Article published on the 2009-04-02 Latest update 2009-04-03 13:27 TU

Le chef du parti nationaliste Israël Beitenou, Avigdor Lieberman, a fait son entrée officielle lundi dans la coalition d'Ehud Olmert.(Photo : AFP)

Le chef du parti nationaliste Israël Beitenou, Avigdor Lieberman, a fait son entrée officielle lundi dans la coalition d'Ehud Olmert.
(Photo : AFP)

The new Israeli Foreign Minister said on Thursday that Israel will not withdraw from the disputed Golan Heights region to achieve peace with Syria. Avignor Lieberman told the Haaretz daily that “there is no cabinet resolution regarding negotiations with Syria, and we have already said that we will not agree to withdraw from the Golan Heights.”

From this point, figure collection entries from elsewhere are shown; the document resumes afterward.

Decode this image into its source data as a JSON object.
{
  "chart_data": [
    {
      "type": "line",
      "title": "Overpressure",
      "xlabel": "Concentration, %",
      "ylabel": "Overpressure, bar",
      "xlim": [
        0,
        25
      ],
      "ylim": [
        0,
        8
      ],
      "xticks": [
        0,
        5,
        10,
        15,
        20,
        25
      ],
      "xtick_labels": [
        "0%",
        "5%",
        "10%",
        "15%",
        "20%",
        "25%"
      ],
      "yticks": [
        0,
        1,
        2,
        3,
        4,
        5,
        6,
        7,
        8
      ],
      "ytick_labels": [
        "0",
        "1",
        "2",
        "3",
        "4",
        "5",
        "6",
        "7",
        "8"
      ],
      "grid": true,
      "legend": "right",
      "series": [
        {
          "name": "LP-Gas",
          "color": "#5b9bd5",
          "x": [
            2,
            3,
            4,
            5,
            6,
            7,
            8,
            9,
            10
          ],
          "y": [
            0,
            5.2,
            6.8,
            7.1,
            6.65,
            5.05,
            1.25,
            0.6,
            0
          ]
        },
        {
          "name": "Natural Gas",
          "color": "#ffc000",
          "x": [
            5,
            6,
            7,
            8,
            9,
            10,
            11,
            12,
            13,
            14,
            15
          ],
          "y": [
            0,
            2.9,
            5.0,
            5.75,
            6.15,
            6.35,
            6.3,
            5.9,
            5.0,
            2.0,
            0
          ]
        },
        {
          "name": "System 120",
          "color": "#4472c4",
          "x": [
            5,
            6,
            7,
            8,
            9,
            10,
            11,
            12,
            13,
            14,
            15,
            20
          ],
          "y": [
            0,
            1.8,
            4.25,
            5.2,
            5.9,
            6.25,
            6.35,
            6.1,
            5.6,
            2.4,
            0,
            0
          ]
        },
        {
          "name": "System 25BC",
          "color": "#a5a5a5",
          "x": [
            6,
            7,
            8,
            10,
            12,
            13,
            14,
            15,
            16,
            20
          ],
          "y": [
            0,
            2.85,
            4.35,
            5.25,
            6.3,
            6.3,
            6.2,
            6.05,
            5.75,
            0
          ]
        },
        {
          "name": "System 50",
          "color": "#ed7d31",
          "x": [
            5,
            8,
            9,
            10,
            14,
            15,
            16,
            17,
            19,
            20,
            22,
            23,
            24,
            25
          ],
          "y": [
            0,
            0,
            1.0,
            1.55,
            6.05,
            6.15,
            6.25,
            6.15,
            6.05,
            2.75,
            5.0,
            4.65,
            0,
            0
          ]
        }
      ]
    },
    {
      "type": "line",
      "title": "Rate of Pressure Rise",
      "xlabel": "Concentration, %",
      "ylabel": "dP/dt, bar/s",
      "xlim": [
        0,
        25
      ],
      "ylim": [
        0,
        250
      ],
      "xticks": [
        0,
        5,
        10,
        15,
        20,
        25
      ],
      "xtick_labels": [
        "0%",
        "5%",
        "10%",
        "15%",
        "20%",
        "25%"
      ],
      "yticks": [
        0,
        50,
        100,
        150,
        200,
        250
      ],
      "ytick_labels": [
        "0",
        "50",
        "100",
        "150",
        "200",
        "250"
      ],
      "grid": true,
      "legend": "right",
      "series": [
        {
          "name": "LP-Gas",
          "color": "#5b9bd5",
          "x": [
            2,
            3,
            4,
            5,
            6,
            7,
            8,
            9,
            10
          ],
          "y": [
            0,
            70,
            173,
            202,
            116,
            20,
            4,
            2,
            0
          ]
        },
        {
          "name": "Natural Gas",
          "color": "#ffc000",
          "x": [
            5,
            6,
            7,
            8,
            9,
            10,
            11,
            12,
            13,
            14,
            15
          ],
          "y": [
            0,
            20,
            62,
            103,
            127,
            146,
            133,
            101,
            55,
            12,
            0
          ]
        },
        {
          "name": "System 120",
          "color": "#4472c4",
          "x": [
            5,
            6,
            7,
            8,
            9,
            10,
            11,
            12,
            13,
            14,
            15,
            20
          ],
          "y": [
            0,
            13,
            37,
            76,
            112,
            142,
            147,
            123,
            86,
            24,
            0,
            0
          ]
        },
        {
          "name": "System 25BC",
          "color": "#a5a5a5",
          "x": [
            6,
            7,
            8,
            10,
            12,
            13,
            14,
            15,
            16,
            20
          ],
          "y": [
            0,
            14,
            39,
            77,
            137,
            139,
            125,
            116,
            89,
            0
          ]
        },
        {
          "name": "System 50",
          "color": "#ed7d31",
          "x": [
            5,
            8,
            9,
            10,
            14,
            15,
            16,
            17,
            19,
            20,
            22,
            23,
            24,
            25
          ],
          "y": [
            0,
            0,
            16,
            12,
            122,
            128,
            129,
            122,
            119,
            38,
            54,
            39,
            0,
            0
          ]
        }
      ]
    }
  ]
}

The Golan Heights is an area of land that was annexed by Israel in 1981, and its return to Syria would be the first step to any peace agreement.  

The comments were made a day after Avigdor Lieberman caused controversy by refusing to recognise a pivotal Israel-Palestinian peace agreement forged in November 2007.

The Annapolis Agreement included commitments to an independent Palestinian state, but Lieberman says Israel will only recognise the ‘road map’ agreement, signed in 2003. The road map lays out steps towards the creation of two independent states, but does not go as far as Annapolis.

Egypt’s foreign ministry called Lieberman’s comments about Annapolis “regrettable” on Thursday.

Opposition leaders in Israel have been criticising Lieberman’s comments since he took up the foreign ministry position on Wednesday. Opher Pines-Paz of the Labour party told public radio that he was “a strategic threat to Israel.”